The children’s TV series Dora the Explorer, which features the bilingual adventures of a 7-year-old Latina named Dora, has been a ratings and marketing hit ever since it first aired in 2000.
Yet the show’s popularity has coincided with a rise in anti-immigrant sentiment focused largely on Latinos.
On October 3, Nicole Guidotti-Hernandez spoke at Elmhurst College about this dichotomy. Addressing an audience that included many Elmhurst College students, she examined the role of real and fictional Latino children in the immigration debate.
Hernandez teaches at the University of Texas and is the associate director of its Center for Mexican American Studies.

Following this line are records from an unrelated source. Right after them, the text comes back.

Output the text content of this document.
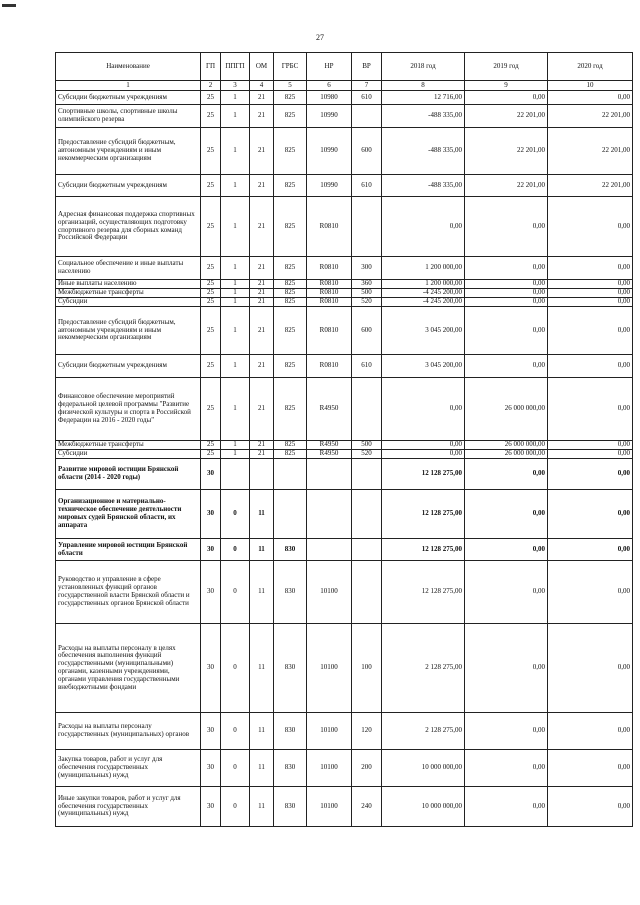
27
Наименование	ГП	ППГП	ОМ	ГРБС	НР	ВР	2018 год	2019 год	2020 год
1	2	3	4	5	6	7	8	9	10
Субсидии бюджетным учреждениям	25	1	21	825	10980	610	12 716,00	0,00	0,00
Спортивные школы, спортивные школы олимпийского резерва	25	1	21	825	10990		-488 335,00	22 201,00	22 201,00
Предоставление субсидий бюджетным, автономным учреждениям и иным некоммерческим организациям	25	1	21	825	10990	600	-488 335,00	22 201,00	22 201,00
Субсидии бюджетным учреждениям	25	1	21	825	10990	610	-488 335,00	22 201,00	22 201,00
Адресная финансовая поддержка спортивных организаций, осуществляющих подготовку спортивного резерва для сборных команд Российской Федерации	25	1	21	825	R0810		0,00	0,00	0,00
Социальное обеспечение и иные выплаты населению	25	1	21	825	R0810	300	1 200 000,00	0,00	0,00
Иные выплаты населению	25	1	21	825	R0810	360	1 200 000,00	0,00	0,00
Межбюджетные трансферты	25	1	21	825	R0810	500	-4 245 200,00	0,00	0,00
Субсидии	25	1	21	825	R0810	520	-4 245 200,00	0,00	0,00
Предоставление субсидий бюджетным, автономным учреждениям и иным некоммерческим организациям	25	1	21	825	R0810	600	3 045 200,00	0,00	0,00
Субсидии бюджетным учреждениям	25	1	21	825	R0810	610	3 045 200,00	0,00	0,00
Финансовое обеспечение мероприятий федеральной целевой программы "Развитие физической культуры и спорта в Российской Федерации на 2016 - 2020 годы"	25	1	21	825	R4950		0,00	26 000 000,00	0,00
Межбюджетные трансферты	25	1	21	825	R4950	500	0,00	26 000 000,00	0,00
Субсидии	25	1	21	825	R4950	520	0,00	26 000 000,00	0,00
Развитие мировой юстиции Брянской области (2014 - 2020 годы)	30						12 128 275,00	0,00	0,00
Организационное и материально-техническое обеспечение деятельности мировых судей Брянской области, их аппарата	30	0	11				12 128 275,00	0,00	0,00
Управление мировой юстиции Брянской области	30	0	11	830			12 128 275,00	0,00	0,00
Руководство и управление в сфере установленных функций органов государственной власти Брянской области и государственных органов Брянской области	30	0	11	830	10100		12 128 275,00	0,00	0,00
Расходы на выплаты персоналу в целях обеспечения выполнения функций государственными (муниципальными) органами, казенными учреждениями, органами управления государственными внебюджетными фондами	30	0	11	830	10100	100	2 128 275,00	0,00	0,00
Расходы на выплаты персоналу государственных (муниципальных) органов	30	0	11	830	10100	120	2 128 275,00	0,00	0,00
Закупка товаров, работ и услуг для обеспечения государственных (муниципальных) нужд	30	0	11	830	10100	200	10 000 000,00	0,00	0,00
Иные закупки товаров, работ и услуг для обеспечения государственных (муниципальных) нужд	30	0	11	830	10100	240	10 000 000,00	0,00	0,00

In a 2010 blog piece for Ms.Magazine.com, Hernandez described her interest in Dora the Explorer:
“I’ve been following her career since I saw an ad about her in Latina Magazine in 1999, announcing the arrival of the first positive Latina role model for girl children in the form of a Nickelodeon cartoon. For some, it may seem strange for an academic to be so invested in the transnational travels of a seven-year-old Latina cartoon character, but let me say that Dora Marquez has changed how we think about Latinas, for better or worse.”
Guidotti-Hernandez’s research interests include American studies, transnational feminisms, Latino/a studies and borderlands history. She is the author of the 2011 book, Unspeakable Violence: Remapping U.S. and Mexican National Imaginaries. Her Latino Studies journal article, “Dora the Explorer, Constructing ‘Latinidades’ and the Politics of Global Citizenship,” remains one of the most downloaded articles in the journal’s history.